Bradwell reemerges and hands her a blanket. She folds it and holds it to the wound. A navy-blue blanket, it quickly takes on blood, turning a shade darker.
“Check his eyes,” Pressia says to Bradwell.
Bradwell lifts one of El Capitan’s lids. “What am I looking for? Dilation?”
“Yes,” Pressia says. “And hopefully they’re dilating in sync.”
Bradwell lifts both lids together. He moves back and forth, blocking Fignan’s light and letting it in. “No such luck.”
“He has a concussion,” Pressia says. “We can’t leave him behind.”
“We can’t abandon the mission,” Bradwell says.
“Brace for landing,” Helmud says.
El Capitan’s eyes flutter.
“Cap?” Pressia says. “Are you okay?” She touches his cheek with her doll head.
He blinks up into her eyes. He squints. His eyes swim away and float back to her face and then he locks onto her eyes. He tries to whisper something, but at first his voice is too hoarse.
Pressia bends closer. “What is it, Cap?”
He lifts his hands and cups her face gently. “Pressia,” he whispers, and then he kisses her. It’s a brief kiss—soft and gentle on her lips.
Pressia is stunned. She’s not sure what to say. She’s holding her
breath. Her eyes are wide open. She remembers El Capitan singing the love song, and then later, on the dam, how they were all fighting over the definition of romantic.

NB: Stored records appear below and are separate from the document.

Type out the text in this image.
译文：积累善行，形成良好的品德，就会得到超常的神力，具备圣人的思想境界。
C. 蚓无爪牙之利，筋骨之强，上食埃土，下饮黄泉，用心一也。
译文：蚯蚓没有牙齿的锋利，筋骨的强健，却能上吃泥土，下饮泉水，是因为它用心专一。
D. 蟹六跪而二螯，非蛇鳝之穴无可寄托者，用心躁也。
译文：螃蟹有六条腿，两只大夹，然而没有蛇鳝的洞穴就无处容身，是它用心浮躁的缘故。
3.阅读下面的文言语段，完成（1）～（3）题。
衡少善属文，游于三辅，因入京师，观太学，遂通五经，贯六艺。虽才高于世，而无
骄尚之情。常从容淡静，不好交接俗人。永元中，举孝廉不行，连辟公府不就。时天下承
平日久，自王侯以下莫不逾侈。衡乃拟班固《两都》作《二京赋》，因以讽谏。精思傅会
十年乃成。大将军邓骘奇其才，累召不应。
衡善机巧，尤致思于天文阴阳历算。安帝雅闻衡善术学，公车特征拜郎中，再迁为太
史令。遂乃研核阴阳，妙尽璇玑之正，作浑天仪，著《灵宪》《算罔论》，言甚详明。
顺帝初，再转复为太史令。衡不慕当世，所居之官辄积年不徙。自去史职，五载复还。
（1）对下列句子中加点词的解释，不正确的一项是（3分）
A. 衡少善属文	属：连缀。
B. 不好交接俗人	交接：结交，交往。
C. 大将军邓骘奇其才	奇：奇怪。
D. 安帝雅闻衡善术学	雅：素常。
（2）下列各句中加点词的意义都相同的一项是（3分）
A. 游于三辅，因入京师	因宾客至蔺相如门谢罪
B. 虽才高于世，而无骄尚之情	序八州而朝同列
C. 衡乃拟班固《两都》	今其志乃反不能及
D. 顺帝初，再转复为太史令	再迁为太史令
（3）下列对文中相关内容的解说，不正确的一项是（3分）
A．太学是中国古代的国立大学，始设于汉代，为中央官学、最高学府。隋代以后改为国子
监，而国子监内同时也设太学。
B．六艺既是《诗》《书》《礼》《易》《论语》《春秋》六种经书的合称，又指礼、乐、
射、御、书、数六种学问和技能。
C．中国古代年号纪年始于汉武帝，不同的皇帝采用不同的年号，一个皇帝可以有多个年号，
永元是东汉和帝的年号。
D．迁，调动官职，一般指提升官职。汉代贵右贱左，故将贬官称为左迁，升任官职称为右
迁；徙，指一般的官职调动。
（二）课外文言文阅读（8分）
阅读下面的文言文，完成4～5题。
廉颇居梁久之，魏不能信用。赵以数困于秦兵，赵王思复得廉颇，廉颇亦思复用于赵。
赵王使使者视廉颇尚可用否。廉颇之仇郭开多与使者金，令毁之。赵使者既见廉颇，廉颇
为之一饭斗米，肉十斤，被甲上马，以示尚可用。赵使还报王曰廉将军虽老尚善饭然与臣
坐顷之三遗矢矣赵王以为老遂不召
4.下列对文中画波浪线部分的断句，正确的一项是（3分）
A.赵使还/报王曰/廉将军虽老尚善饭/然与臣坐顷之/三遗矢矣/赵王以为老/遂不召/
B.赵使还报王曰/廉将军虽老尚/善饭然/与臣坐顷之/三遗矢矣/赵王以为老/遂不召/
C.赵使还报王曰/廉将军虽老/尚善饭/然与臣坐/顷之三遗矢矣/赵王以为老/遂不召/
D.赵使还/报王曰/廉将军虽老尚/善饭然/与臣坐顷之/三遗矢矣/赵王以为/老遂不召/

She’s still holding the blanket to his head wound. She shakes her head. “Cap,” she says. “You just . . .”
Kissed me
. El Capitan just kissed her. It must have been a mistake.
Then he says, “I love you, Pressia Belze.”
And there is no mistaking that.
He drops his hands and his eyes glide away from her face. His lids close. Just like that, he’s out again.
Helmud looks at her and says, “Pressia?” as if he’d like to know if she loves El Capitan in return.
She feels like crying. That love song he sang. Was he thinking of her? She’s stunned. She wonders how long he’s felt this way, how long he’s walked around bearing this secret. Now she understands the look he gave her when she was holding on to Bradwell so tightly on the bridge.
Bradwell stands up and walks to the cockpit door. He says, “I didn’t know.”
“What do you mean?” She feels a surge of panic. Is he talking about her and El Capitan? Does he think that there’s been something going on between them? “There’s nothing to know.”
Bradwell punches something. Pressia hears the sudden crack. The airship wobbles for a second. Is he jealous? Or just mad that he didn’t know something—even though there was nothing to know?
“We’re not thinking straight!” Pressia says. “None of us! He didn’t mean it. He’s—”
“He meant it,” Bradwell says. “I should know. I’ve been wanting to say those words for so long. And he comes along and says them?”
“He’s taken a blow to the head!” Pressia says and then she stops, her mind running over what Bradwell’s just said. “You’ve been wanting to say those words?”
His back to her, he freezes. He draws in a breath. “Yes.”
“Yes,” Helmud says, as if he’s known all along.